Com exceção de Billy — que só entrou na banda por falta de uma guitarrista —, o palco era das mulheres e, aos poucos, a plateia também passou a ser. “Nós tocávamos nesses lugares loucos e eles amontoavam umas seiscentas pessoas lá dentro. Não havia seguranças”, relatava a baterista Tobi Vail. Ainda que, no começo, boa parte dos espectadores fossem homens, as mulheres eram encorajadas a estar presentes: com a ordem “girls to the front!”, Kathleen fazia com que elas viessem para a frente do palco, criando uma barreira de segurança para a banda e para elas mesmas.
As riots na mídia
Vinte anos depois, tendo o movimento punk se dissipado e perdido popularidade, o fator estilo não era mais primordial para a subcultura. Mesmo assim, as garotas do Riot Grrrl, particularmente o Bikini Kill, criaram na vestimenta e no corpo um meio de protestar.
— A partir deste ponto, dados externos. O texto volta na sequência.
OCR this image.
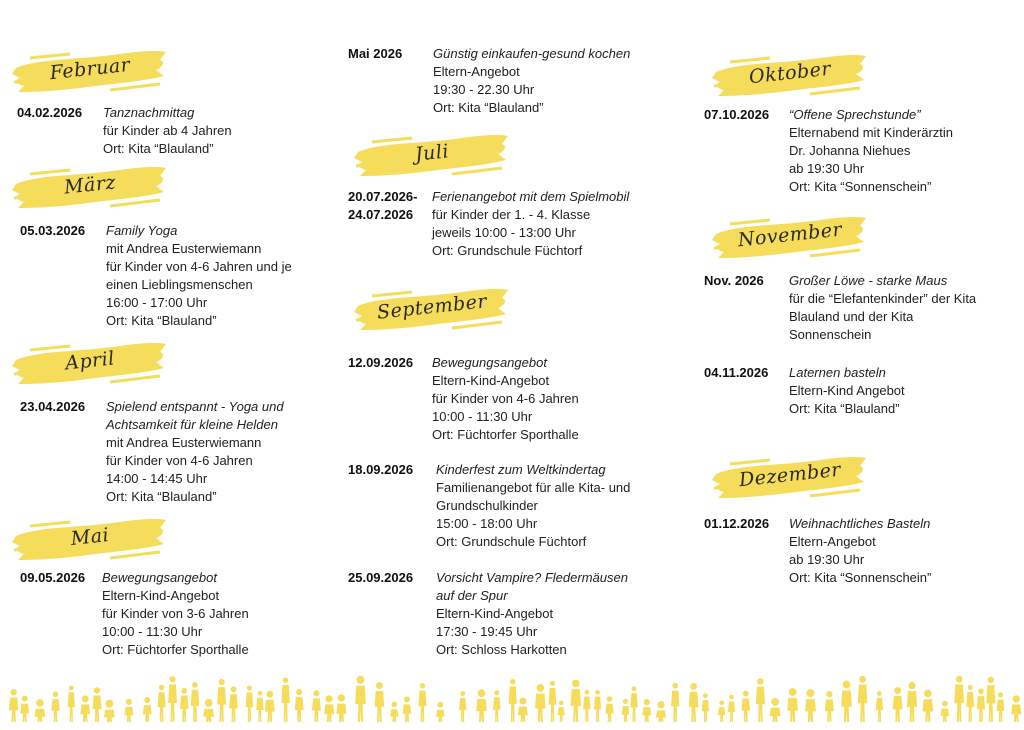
Februar
04.02.2026 Tanznachmittag
für Kinder ab 4 Jahren
Ort: Kita “Blauland”
März
05.03.2026 Family Yoga
mit Andrea Eusterwiemann
für Kinder von 4-6 Jahren und je
einen Lieblingsmenschen
16:00 - 17:00 Uhr
Ort: Kita “Blauland”
April
23.04.2026 Spielend entspannt - Yoga und
Achtsamkeit für kleine Helden
mit Andrea Eusterwiemann
für Kinder von 4-6 Jahren
14:00 - 14:45 Uhr
Ort: Kita “Blauland”
Mai
09.05.2026 Bewegungsangebot
Eltern-Kind-Angebot
für Kinder von 3-6 Jahren
10:00 - 11:30 Uhr
Ort: Füchtorfer Sporthalle
Mai 2026 Günstig einkaufen-gesund kochen
Eltern-Angebot
19:30 - 22.30 Uhr
Ort: Kita “Blauland”
Juli
20.07.2026-
24.07.2026
Ferienangebot mit dem Spielmobil
für Kinder der 1. - 4. Klasse
jeweils 10:00 - 13:00 Uhr
Ort: Grundschule Füchtorf
September
12.09.2026 Bewegungsangebot
Eltern-Kind-Angebot
für Kinder von 4-6 Jahren
10:00 - 11:30 Uhr
Ort: Füchtorfer Sporthalle
18.09.2026 Kinderfest zum Weltkindertag
Familienangebot für alle Kita- und
Grundschulkinder
15:00 - 18:00 Uhr
Ort: Grundschule Füchtorf
25.09.2026 Vorsicht Vampire? Fledermäusen
auf der Spur
Eltern-Kind-Angebot
17:30 - 19:45 Uhr
Ort: Schloss Harkotten
Oktober
07.10.2026 “Offene Sprechstunde”
Elternabend mit Kinderärztin
Dr. Johanna Niehues
ab 19:30 Uhr
Ort: Kita “Sonnenschein”
November
Nov. 2026 Großer Löwe - starke Maus
für die “Elefantenkinder” der Kita
Blauland und der Kita
Sonnenschein
04.11.2026 Laternen basteln
Eltern-Kind Angebot
Ort: Kita “Blauland”
Dezember
01.12.2026 Weihnachtliches Basteln
Eltern-Angebot
ab 19:30 Uhr
Ort: Kita “Sonnenschein”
O escárnio dessa vez era também direcionado aos padrões e tipos do mercado da moda, porém com enfoque de gênero. Vestidos curtos, saias xadrez, tênis, oxfords e o rabo de cavalo traziam para a estética da banda a feminilidade infantilizada ao mesmo tempo em que frases como “slut” (vadia) e “rape” (estupro) eram escritas no peito, na barriga e nos braços.
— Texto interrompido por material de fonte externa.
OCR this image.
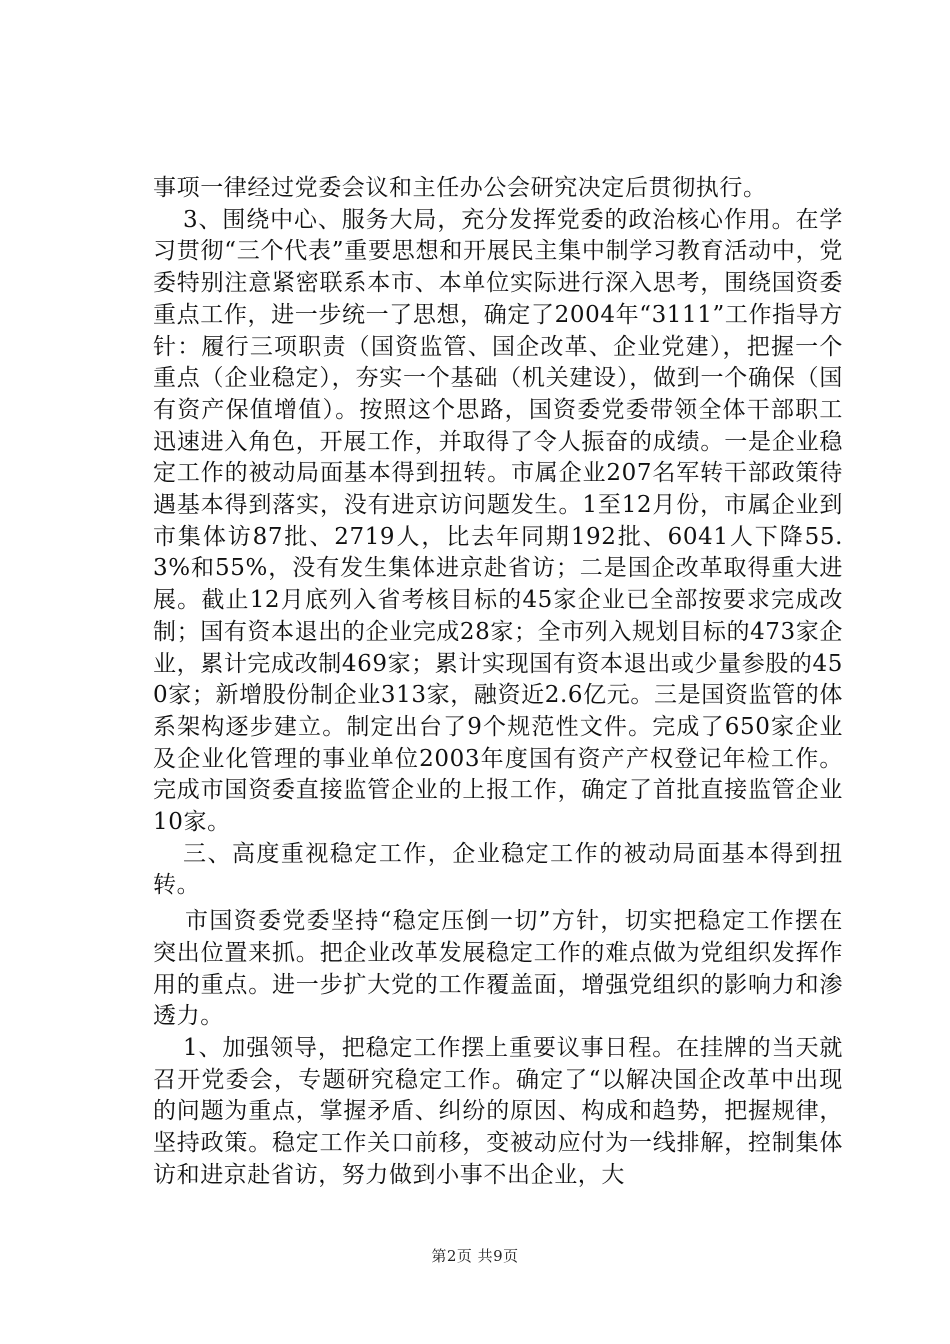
事项一律经过党委会议和主任办公会研究决定后贯彻执行。

3、围绕中心、服务大局，充分发挥党委的政治核心作用。在学习贯彻“三个代表”重要思想和开展民主集中制学习教育活动中，党委特别注意紧密联系本市、本单位实际进行深入思考，围绕国资委重点工作，进一步统一了思想，确定了2004年“3111”工作指导方针：履行三项职责（国资监管、国企改革、企业党建），把握一个重点（企业稳定），夯实一个基础（机关建设），做到一个确保（国有资产保值增值）。按照这个思路，国资委党委带领全体干部职工迅速进入角色，开展工作，并取得了令人振奋的成绩。一是企业稳定工作的被动局面基本得到扭转。市属企业207名军转干部政策待遇基本得到落实，没有进京访问题发生。1至12月份，市属企业到市集体访87批、2719人，比去年同期192批、6041人下降55.3%和55%，没有发生集体进京赴省访；二是国企改革取得重大进展。截止12月底列入省考核目标的45家企业已全部按要求完成改制；国有资本退出的企业完成28家；全市列入规划目标的473家企业，累计完成改制469家；累计实现国有资本退出或少量参股的450家；新增股份制企业313家，融资近2.6亿元。三是国资监管的体系架构逐步建立。制定出台了9个规范性文件。完成了650家企业及企业化管理的事业单位2003年度国有资产产权登记年检工作。完成市国资委直接监管企业的上报工作，确定了首批直接监管企业10家。

三、高度重视稳定工作，企业稳定工作的被动局面基本得到扭转。

市国资委党委坚持“稳定压倒一切”方针，切实把稳定工作摆在突出位置来抓。把企业改革发展稳定工作的难点做为党组织发挥作用的重点。进一步扩大党的工作覆盖面，增强党组织的影响力和渗透力。

1、加强领导，把稳定工作摆上重要议事日程。在挂牌的当天就召开党委会，专题研究稳定工作。确定了“以解决国企改革中出现的问题为重点，掌握矛盾、纠纷的原因、构成和趋势，把握规律，坚持政策。稳定工作关口前移，变被动应付为一线排解，控制集体访和进京赴省访，努力做到小事不出企业，大

第2页 共9页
Quando não invadiam a vida pessoal das integrantes, os jornalistas as comparavam entre si, incitando rivalidade. Em 1995, Courtney Love, na época vocalista da banda grunge Hole, atacou Kathleen com um soco enquanto ela assistia ao show do Sonic Youth no Lollapalooza. Elas nem sequer se conheciam em pessoa e os testemunhos dos presentes, inclusive dos membros do Sonic Youth, atestavam que havia sido um ataque aleatório, sem motivo. Ainda assim, veículos como a MTV insinuaram uma briga. A violência e a rivalidade entre os punks eram típicas da rebelião jovem. Nada mais corriqueiro que as bandas tocassem “debaixo de uma saraivada de cuspe e garrafas, com brigas constantes rolando diante do palco”, segundo relatos de Hook, mas, a partir do momento em que os personagens dali eram mulheres, todo e qualquer desentendimento — muitos deles fabricados ou manipulados pela mídia — tinha como pivô escândalos de inveja e ciúmes.
O movimento Riot Grrrl no Brasil
Se Bikini Kill foi a banda responsável por inaugurar o punk feminista nos EUA, o posto ocupado aqui no Brasil é da Dominatrix, banda formada em 1995 pelas irmãs Elisa e Isabella Gargiulo. “Meu primeiro contato com o Riot Grrrl foi com aquela notícia de que a Courtney Love bateu na Kathleen Hanna. Foi parar nos semanários britânicos e eu comprava na banca de jornal”, relata Elisa, então adolescente. Ela, que tocava guitarra desde os 11 anos de idade, interessou-se pela banda e encomendou um CD numa loja da Galeria do Rock. “Quando chegou o CD do Bikini Kill, no encarte tinha vários endereços de fanzines e tal e a gente começou a trocar fanzine com as meninas”.
![A banda TPM em show em São Paulo. [Imagem: Reprodução/ Faça Você Mesma (2019)]](http://jornalismojunior.com.br/wp-content/uploads/2021/07/unnamed-7.jpg)
A herança riot
Em 2020, foi exibido no festival In-Edit Brasil (Festival Internacional do Documentário Musical) o documentário “Faça Você Mesma” (2019), da cineasta Letícia Marques. O filme, que começou a ser gravado em 2016, conta a história do Riot Grrrl no país e faz uma projeção para os dias atuais da vida das mulheres que participaram do movimento. “Em 2016 estava rolando uma conversa no Facebook, pois tinham sido lançados uns filmes sobre cena hardcore em São Paulo e neles só se falava das bandas de homens. A minha amiga Patrícia estava conversando sobre como deveria ter um filme sobre a cena riot do Brasil e aí me taguearam”.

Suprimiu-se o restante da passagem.